Читать книгу Silvia - Folge 1 - Jürgen Bruno Greulich - Страница 10
ОглавлениеDer Fremde
Der Aufseher erhob sich vom Stuhl, schloss die Zellentüren auf, befreite die Mädchen von den Ketten. Jetzt schon, nach so kurzer Zeit? Aber vielleicht war die Zeit gar nicht so kurz gewesen, sondern nur wie im Flug verstrichen. Wortlos trat er an Silvias Pritsche, fummelte mit dem Schlüssel an ihren Armbändern, halb über sie gebeugt. Nahe ihrem Gesicht sah sie seine merkwürdige Kluft, dickes starres Leder, das nicht erkennen ließ, ob sich darunter etwas regte.
Verstört wandte sie den Blick zur Seite. Es ging sie nichts an, musste ihr egal sein, das hier war der reale Mann, dem sie sich nicht nähern durfte, es auch nicht wollte, schlimm genug, dass sein imaginäres Abbild sie besessen hatte.

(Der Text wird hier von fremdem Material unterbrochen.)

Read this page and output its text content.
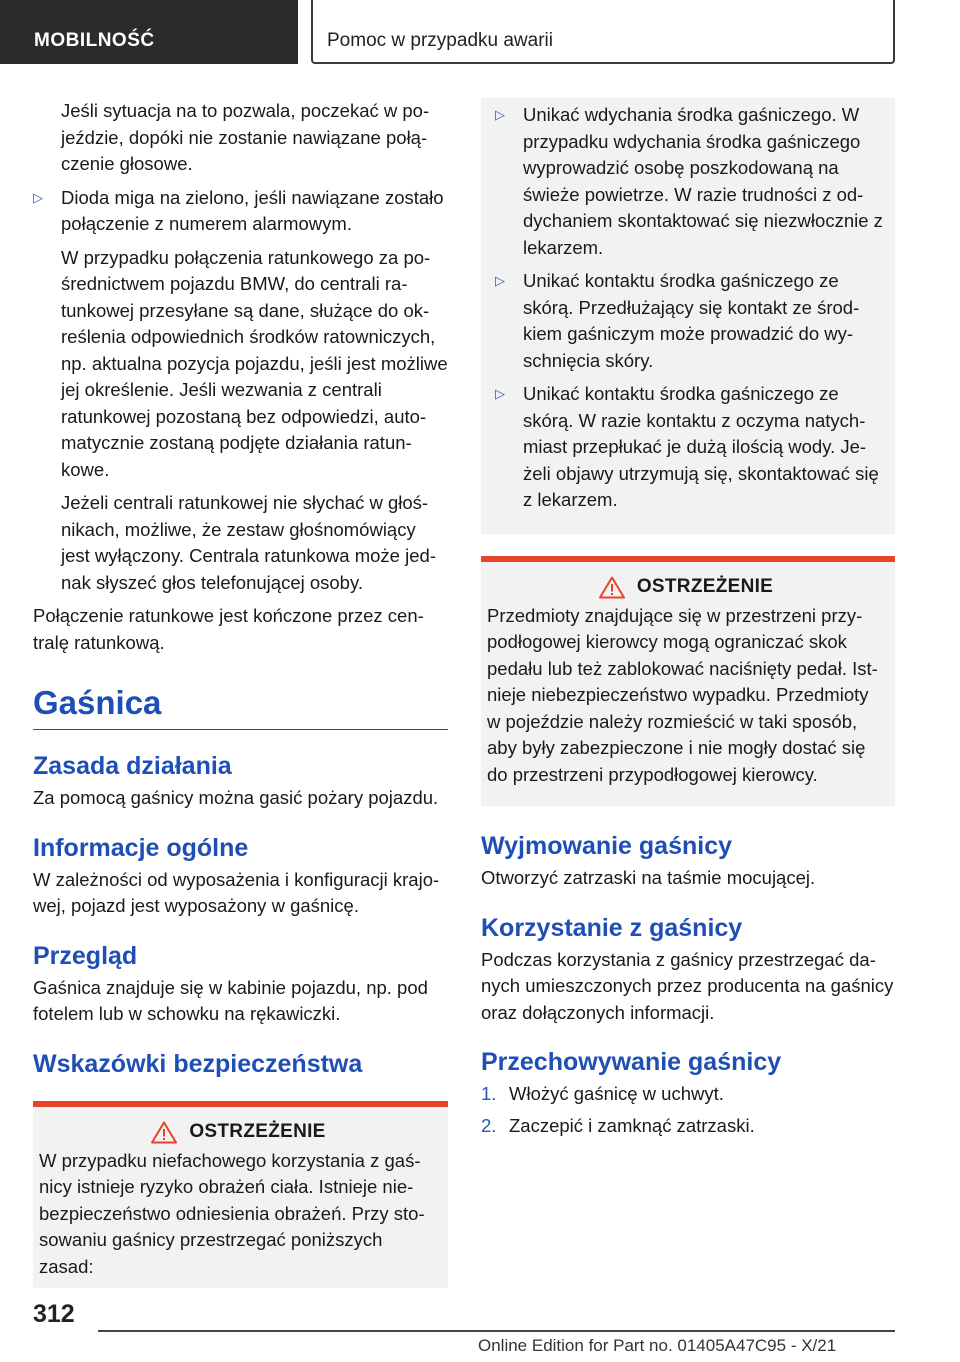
MOBILNOŚĆ	Pomoc w przypadku awarii

Jeśli sytuacja na to pozwala, poczekać w pojeździe, dopóki nie zostanie nawiązane połączenie głosowe.

▷ Dioda miga na zielono, jeśli nawiązane zostało połączenie z numerem alarmowym.

W przypadku połączenia ratunkowego za pośrednictwem pojazdu BMW, do centrali ratunkowej przesyłane są dane, służące do określenia odpowiednich środków ratowniczych, np. aktualna pozycja pojazdu, jeśli jest możliwe jej określenie. Jeśli wezwania z centrali ratunkowej pozostaną bez odpowiedzi, automatycznie zostaną podjęte działania ratunkowe.

Jeżeli centrali ratunkowej nie słychać w głośnikach, możliwe, że zestaw głośnomówiący jest wyłączony. Centrala ratunkowa może jednak słyszeć głos telefonującej osoby.

Połączenie ratunkowe jest kończone przez centralę ratunkową.

Gaśnica
Zasada działania

Za pomocą gaśnicy można gasić pożary pojazdu.

Informacje ogólne

W zależności od wyposażenia i konfiguracji krajowej, pojazd jest wyposażony w gaśnicę.

Przegląd

Gaśnica znajduje się w kabinie pojazdu, np. pod fotelem lub w schowku na rękawiczki.

Wskazówki bezpieczeństwa
OSTRZEŻENIE

W przypadku niefachowego korzystania z gaśnicy istnieje ryzyko obrażeń ciała. Istnieje niebezpieczeństwo odniesienia obrażeń. Przy stosowaniu gaśnicy przestrzegać poniższych zasad:

▷ Unikać wdychania środka gaśniczego. W przypadku wdychania środka gaśniczego wyprowadzić osobę poszkodowaną na świeże powietrze. W razie trudności z oddychaniem skontaktować się niezwłocznie z lekarzem.
▷ Unikać kontaktu środka gaśniczego ze skórą. Przedłużający się kontakt ze środkiem gaśniczym może prowadzić do wyschnięcia skóry.
▷ Unikać kontaktu środka gaśniczego ze skórą. W razie kontaktu z oczyma natychmiast przepłukać je dużą ilością wody. Jeżeli objawy utrzymują się, skontaktować się z lekarzem.
OSTRZEŻENIE

Przedmioty znajdujące się w przestrzeni przypodłogowej kierowcy mogą ograniczać skok pedału lub też zablokować naciśnięty pedał. Istnieje niebezpieczeństwo wypadku. Przedmioty w pojeździe należy rozmieścić w taki sposób, aby były zabezpieczone i nie mogły dostać się do przestrzeni przypodłogowej kierowcy.

Wyjmowanie gaśnicy

Otworzyć zatrzaski na taśmie mocującej.

Korzystanie z gaśnicy

Podczas korzystania z gaśnicy przestrzegać danych umieszczonych przez producenta na gaśnicy oraz dołączonych informacji.

Przechowywanie gaśnicy
1. Włożyć gaśnicę w uchwyt.
2. Zaczepić i zamknąć zatrzaski.
312
Online Edition for Part no. 01405A47C95 - X/21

Erst als er die Zelle verlassen hatte und ihr den Rücken zuwandte, mit Jasmin beschäftigt, nahm sie die Kugeln aus sich heraus. Warm und feucht lagen sie in der Hand, ließen ein begehrliches Kribbeln zurück. Magische Requisiten, die Einblick in verborgene Winkel ihres Wesens gewährt hatten. Sie legte sie rasch in die Vertiefung der Ablage, in der sie zueinander kullerten und zur Ruhe kamen. Das Klacken verstummte.
Weil alle es taten, löste auch Silvia die Häkchen des Gewandes vom Halsband, ließ es hinabsinken und strich es glatt, ging dann mit den anderen zusammen zur Toilette und aufs Bidet.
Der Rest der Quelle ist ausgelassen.